連続立体交差事業に伴い地下化する川崎大師駅

 川崎市建設緑政局は、京急大師線の連続立体交差事業1期②区間で地下化する川崎大師駅の工事概要を明らかにした。2階建ての駅舎を新設し、地下に相対式のホームを設ける想定だ。環境影響評価準備書を5月10日まで公開しており、都市計画変更に向けた手続きも5月中下旬から行う。2026年度中に詳細設計や事業認可変更などの手続きを終え、27年3月ごろに1期②区間の着工を目指す。  京浜急行大師線連続立体交差事業では、終点の小島新田駅から東門前駅までの1期①区間(延長約1・2㌔)、鈴木町駅から東門前駅までの1期②区間(延長約1・2㌔)で線路を地下化し、踏切を除却する。1期①区間は24年度に完成した。  1期②区間は東門前駅と川崎大師駅を地下化する。工事に当たっては、東門前駅から川崎大師駅までと川崎大師駅から鈴木町駅までで工区を分ける。  東門前駅から川崎大師駅手前までの延長約0・7㌔は現線直下工法で施工する想定だ。  川崎大師駅から鈴木町駅直前までの延長は約0・5㌔。川崎大師駅側はボックスカルバートなど箱型の地下構造物、鈴木町駅側を掘割構造とし、地下化した線路を鈴木町駅の手前ですり付ける。鈴木町駅は地上部のままとする。  地下に移設する川崎大師駅は、鉄骨造延べ約2550平方㍍で地上部を2階建て、地下部に長さ約110㍍、幅員約8~10㍍のホームを設ける想定だ。上下線の線路を片面のホームで挟む「相対式」を採用する。  地上の改札口から地下のホームまではエスカレーターとエレベーターを設置。
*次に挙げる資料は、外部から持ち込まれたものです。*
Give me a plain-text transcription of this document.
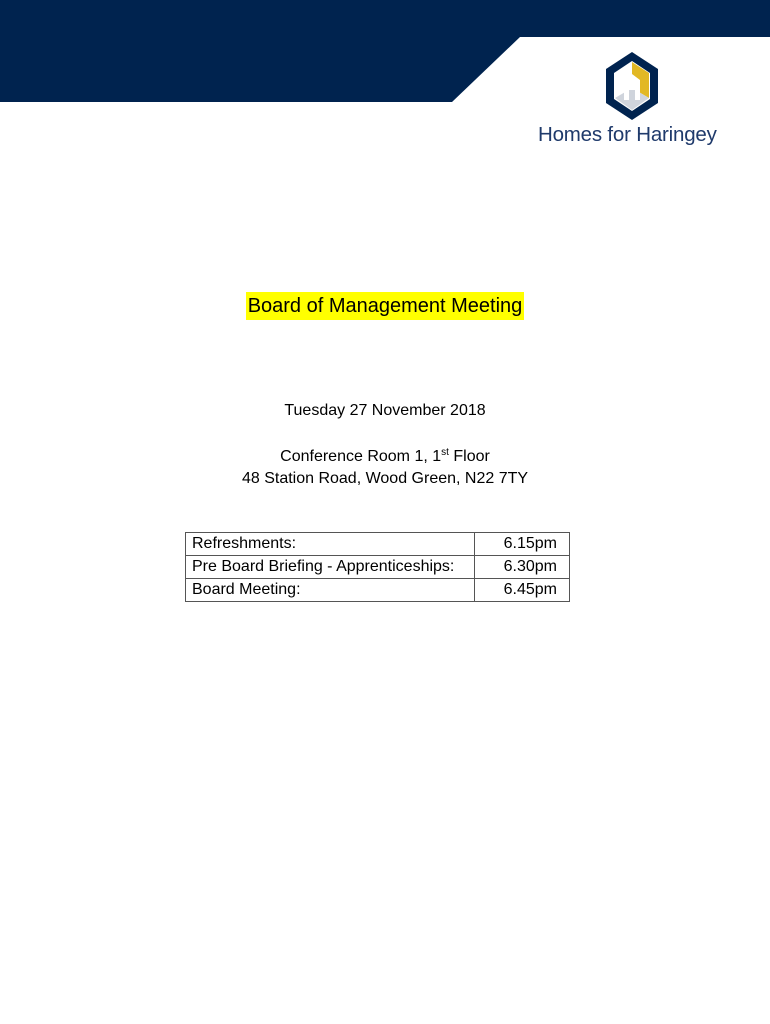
Homes for Haringey
Board of Management Meeting
Tuesday 27 November 2018
Conference Room 1, 1st Floor
48 Station Road, Wood Green, N22 7TY
Refreshments:	6.15pm
Pre Board Briefing - Apprenticeships:	6.30pm
Board Meeting:	6.45pm
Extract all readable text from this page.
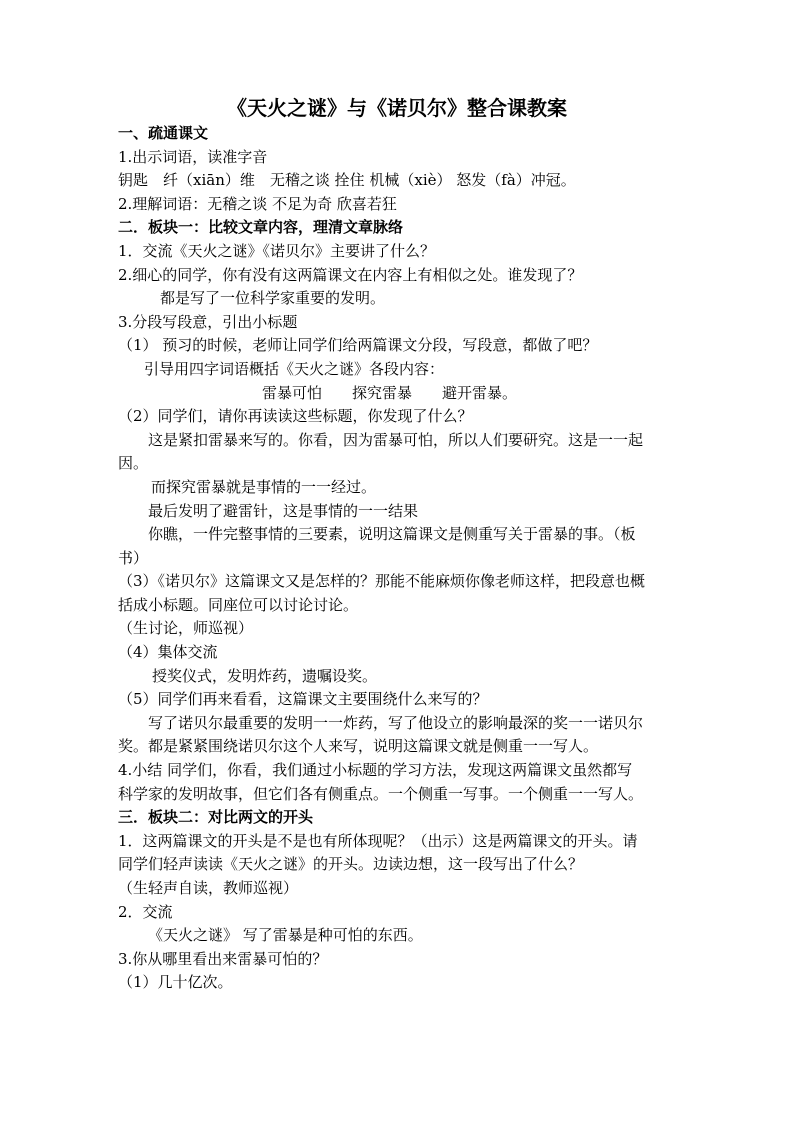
《天火之谜》与《诺贝尔》整合课教案
一、疏通课文
1.出示词语，读准字音
钥匙　纤（xiān）维　无稽之谈 拴住 机械（xiè） 怒发（fà）冲冠。
2.理解词语：无稽之谈 不足为奇 欣喜若狂
二．板块一：比较文章内容，理清文章脉络
1．交流《天火之谜》《诺贝尔》主要讲了什么？
2.细心的同学，你有没有这两篇课文在内容上有相似之处。谁发现了？
都是写了一位科学家重要的发明。
3.分段写段意，引出小标题
（1） 预习的时候，老师让同学们给两篇课文分段，写段意，都做了吧？
引导用四字词语概括《天火之谜》各段内容：
雷暴可怕　　探究雷暴　　避开雷暴。
（2）同学们，请你再读读这些标题，你发现了什么？
这是紧扣雷暴来写的。你看，因为雷暴可怕，所以人们要研究。这是一一起
因。
而探究雷暴就是事情的一一经过。
最后发明了避雷针，这是事情的一一结果
你瞧，一件完整事情的三要素，说明这篇课文是侧重写关于雷暴的事。（板
书）
（3）《诺贝尔》这篇课文又是怎样的？那能不能麻烦你像老师这样，把段意也概
括成小标题。同座位可以讨论讨论。
（生讨论，师巡视）
（4）集体交流
授奖仪式，发明炸药，遗嘱设奖。
（5）同学们再来看看，这篇课文主要围绕什么来写的？
写了诺贝尔最重要的发明一一炸药，写了他设立的影响最深的奖一一诺贝尔
奖。都是紧紧围绕诺贝尔这个人来写，说明这篇课文就是侧重一一写人。
4.小结 同学们，你看，我们通过小标题的学习方法，发现这两篇课文虽然都写
科学家的发明故事，但它们各有侧重点。一个侧重一写事。一个侧重一一写人。
三．板块二：对比两文的开头
1．这两篇课文的开头是不是也有所体现呢？（出示）这是两篇课文的开头。请
同学们轻声读读《天火之谜》的开头。边读边想，这一段写出了什么？
（生轻声自读，教师巡视）
2．交流
《天火之谜》 写了雷暴是种可怕的东西。
3.你从哪里看出来雷暴可怕的？
（1）几十亿次。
浸水防止設備や必要な排水量に応じた排水設備を配置する。  駅の敷地面積は約3100平方㍍。  1期②区間の工期は38年度までの約13年間を想定する。現行の線路の北側に仮線の用地をつくるため、川崎大師駅北側にある鈴木町1号線と中瀬1号線の代替路を整備。仮線と仮の駅舎・ホームを設けて線路を切り替える。開削工法で高さ約8㍍、幅員約11㍍の地下部を構築し、仮線から地下に再度線路を切り替える。仮線などは地下化後に撤去する。  川崎大師駅から京急川崎駅までは2期区間としていたが、17年度に事業を中止した。現在の都市計画は2期区間も含んでいるため、都市計画未決定状態だった鈴木町駅すり付け工事を追加し、1期区間の事業認可を変更する。